Free cookie consent management tool by TermsFeed Policy Generator Cardinal Martino: «Non possiamo scegliere l’immigrato cristiano», Liberazione, 15/11/06

Cardinal Martino: «Non possiamo scegliere l’immigrato cristiano», Liberazione, 15/11/06

Cardinal Martino: «Non possiamo scegliere l’immigrato cristiano»

 
Messaggio del Papa per i rifugiati. «Situazione peggiorata»
Fulvio Fania
Città del Vaticano
Costruire un muro tra Messico e Stati Uniti per tenere alla larga gli immigrati che arrancano dal sud e dal centro America verso il miraggio a stelle e strisce è «un programma disumano» ed «è magnifico» che i vescovi delle due parti del continente abbiano contestato la decisione di Bush e abbiano anzi «coraggiosamente» annunciato che non rispetteranno un provvedimento così ingiusto. Il cardinale Renato Martino, già presidente del Pontificio consiglio giustizia e pace e da qualche tempo anche di quello per i migranti, è sempre soddisfatto quando può cantarle forte senza timore di venir smentito subito dai colleghi di curia. Contro quel muro del Messico, infatti, cantano già i documenti degli episcopati americani. «Io parlo di tutti i muri», aggiunge però il porporato, con evidente riferimento all’altra barriera costruita da Israele in Palestina.

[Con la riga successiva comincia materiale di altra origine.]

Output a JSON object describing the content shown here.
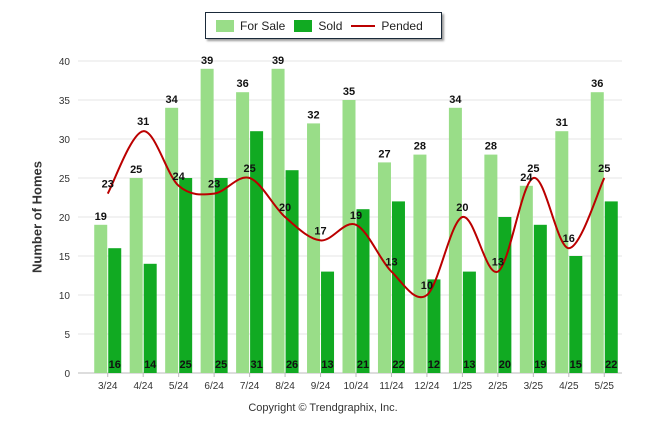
{
  "chart_data": {
    "type": "bar",
    "categories": [
      "3/24",
      "4/24",
      "5/24",
      "6/24",
      "7/24",
      "8/24",
      "9/24",
      "10/24",
      "11/24",
      "12/24",
      "1/25",
      "2/25",
      "3/25",
      "4/25",
      "5/25"
    ],
    "series": [
      {
        "name": "For Sale",
        "type": "bar",
        "color": "#99dd88",
        "values": [
          19,
          25,
          34,
          39,
          36,
          39,
          32,
          35,
          27,
          28,
          34,
          28,
          24,
          31,
          36
        ]
      },
      {
        "name": "Sold",
        "type": "bar",
        "color": "#11aa22",
        "values": [
          16,
          14,
          25,
          25,
          31,
          26,
          13,
          21,
          22,
          12,
          13,
          20,
          19,
          15,
          22
        ]
      },
      {
        "name": "Pended",
        "type": "line",
        "color": "#bb0000",
        "values": [
          23,
          31,
          24,
          23,
          25,
          20,
          17,
          19,
          13,
          10,
          20,
          13,
          25,
          16,
          25
        ]
      }
    ],
    "ylabel": "Number of Homes",
    "xlabel": "",
    "ylim": [
      0,
      40
    ],
    "yticks": [
      0,
      5,
      10,
      15,
      20,
      25,
      30,
      35,
      40
    ],
    "legend_position": "top-center",
    "grid": true
  },
  "legend": {
    "for_sale": "For Sale",
    "sold": "Sold",
    "pended": "Pended"
  },
  "copyright": "Copyright © Trendgraphix, Inc."
}
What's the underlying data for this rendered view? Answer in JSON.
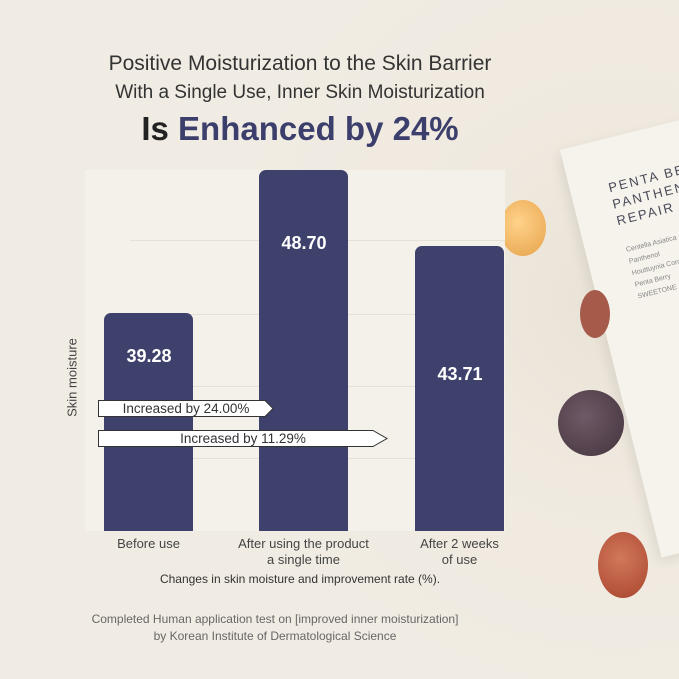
{
  "title": {
    "line1": "Positive Moisturization to the Skin Barrier",
    "line2": "With a Single Use, Inner Skin Moisturization",
    "line3_prefix": "Is ",
    "line3_accent": "Enhanced by 24%"
  },
  "colors": {
    "bar": "#3e416b",
    "accent": "#3c3f6b"
  },
  "chart_data": {
    "type": "bar",
    "categories": [
      "Before use",
      "After using the product a single time",
      "After 2 weeks of use"
    ],
    "category_lines": [
      [
        "Before use"
      ],
      [
        "After using the product",
        "a single time"
      ],
      [
        "After 2 weeks",
        "of use"
      ]
    ],
    "values": [
      39.28,
      48.7,
      43.71
    ],
    "value_labels": [
      "39.28",
      "48.70",
      "43.71"
    ],
    "ylabel": "Skin moisture",
    "xlabel": "Changes in skin moisture and improvement rate (%).",
    "ylim": [
      25,
      48.7
    ],
    "grid": true,
    "annotations": [
      "Increased by 24.00%",
      "Increased by 11.29%"
    ]
  },
  "footer": {
    "line1": "Completed Human application test on [improved inner moisturization]",
    "line2": "by Korean Institute of Dermatological Science"
  },
  "product": {
    "name_lines": [
      "PENTA BERRY",
      "PANTHENOL",
      "REPAIR CREAM"
    ],
    "ingredients": [
      "Centella Asiatica",
      "Panthenol",
      "Houttuynia Cordata",
      "Penta Berry",
      "SWEETONE"
    ]
  }
}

Il Vaticano presenta il messaggio di Ratzinger per la prossima giornata mondiale dei migranti e insiste soprattutto sulla tragedia dei rifugiati. «La situazione - scrive Benedetto XVI - è peggiorata rispetto al passato soprattutto per il ricongiungimento delle famiglie». Venti milioni di persone, quattro milioni i palestinesi, altri 24 sfollati all’interno di singoli paesi, ammassati in campi della disperazione alle periferie delle città africane. «Quando raccontai la situazione che avevo visto in Uganda - racconta Martino - Giovanni Paolo II stentò a crederci». Il messaggio di Ratzinger è incentrato sulla condizione delle famiglie dei rifugiati. Non dovette rifugiarsi in Egitto, per sfuggire ad Erode, anche la Sacra Famiglia? Monsignor Agostino Marchetto, segretario del dicastero vaticano, descrive la disperazione di famiglie in cui «lo sfruttamento sessuale dei figli e delle donne sembra diventare un meccanismo di sopravvivenza». «Ci sono più schiavi oggi che all’epoca della schiavitù», sottolinea Martino mentre chiede a tutti gli stati di sottoscrivere la convenzione internazionale per i lavoratori migranti.

Il cardinale è abile ad aggirare le insidie delle domande ma non per questo sfugge alla sostanza. Diversi vescovi, tra cui il cardinale Biffi, hanno sostenuto che tra gli immigrati sbarcati in Italia dovrebbero avere la precedenza i cattolici e gli altri cristiani, a scapito degli islamici. Martino invece ribatte: «Credo che non si possa scegliere il migrante che si preferisce». Una parte delle gerarchie, inoltre, insiste sulla “reciprocità” di diritti tra l’Europa e i paesi di provenienza dell’immigrazione, specialmente per la libertà religiosa. Insomma, si dovrebbero negare le moschee in Italia finché non saranno concesse le chiese in Arabia saudita. Anche a questo proposito Martino ribadisce: «Non dobbiamo stare ad aspettare la reciprocità perché abbiamo da affrontare delle emergenze». Piuttosto, secondo il cardinale, una certa reciprocità dobbiamo chiederla agli stessi immigrati, nel senso del rispetto di «tradizioni, simboli e religione» dei paesi che li ospitano. Ciò non significa tuttavia proibire l’uso del velo agli islamici. Martino, infatti, osserva «che c’è velo e velo» e soltanto quello che copre intreramente il volto contravviene alle leggi italiane.

Il messaggio del Papa per i rifugiati e i migranti risente dell’influsso del dicastero vaticano “Giustizia e pace”. Ma intanto - facciamo notare al cardinale - il Papa striglia la chiesa tedesca perché eccede in attività sociale trascurando “l’annuncio evangelico” e la prima enciclica sull’amore richiama tutto il volontariato cattolico alla sua particolare identità. Martino, che ha girato molti paesi e governi per presentare il Compendio della dottrina sociale - ha incontrato anche Castro -, nega ovviamente che ci sia un richiamo all’ordine rispetto alla vocazione sociale di missionari e volontari. «La distinzione tra dottrina sociale ed evangelizzazione - ci risponde - non c’è e non deve esserci. Profezia e denuncia vanno assieme».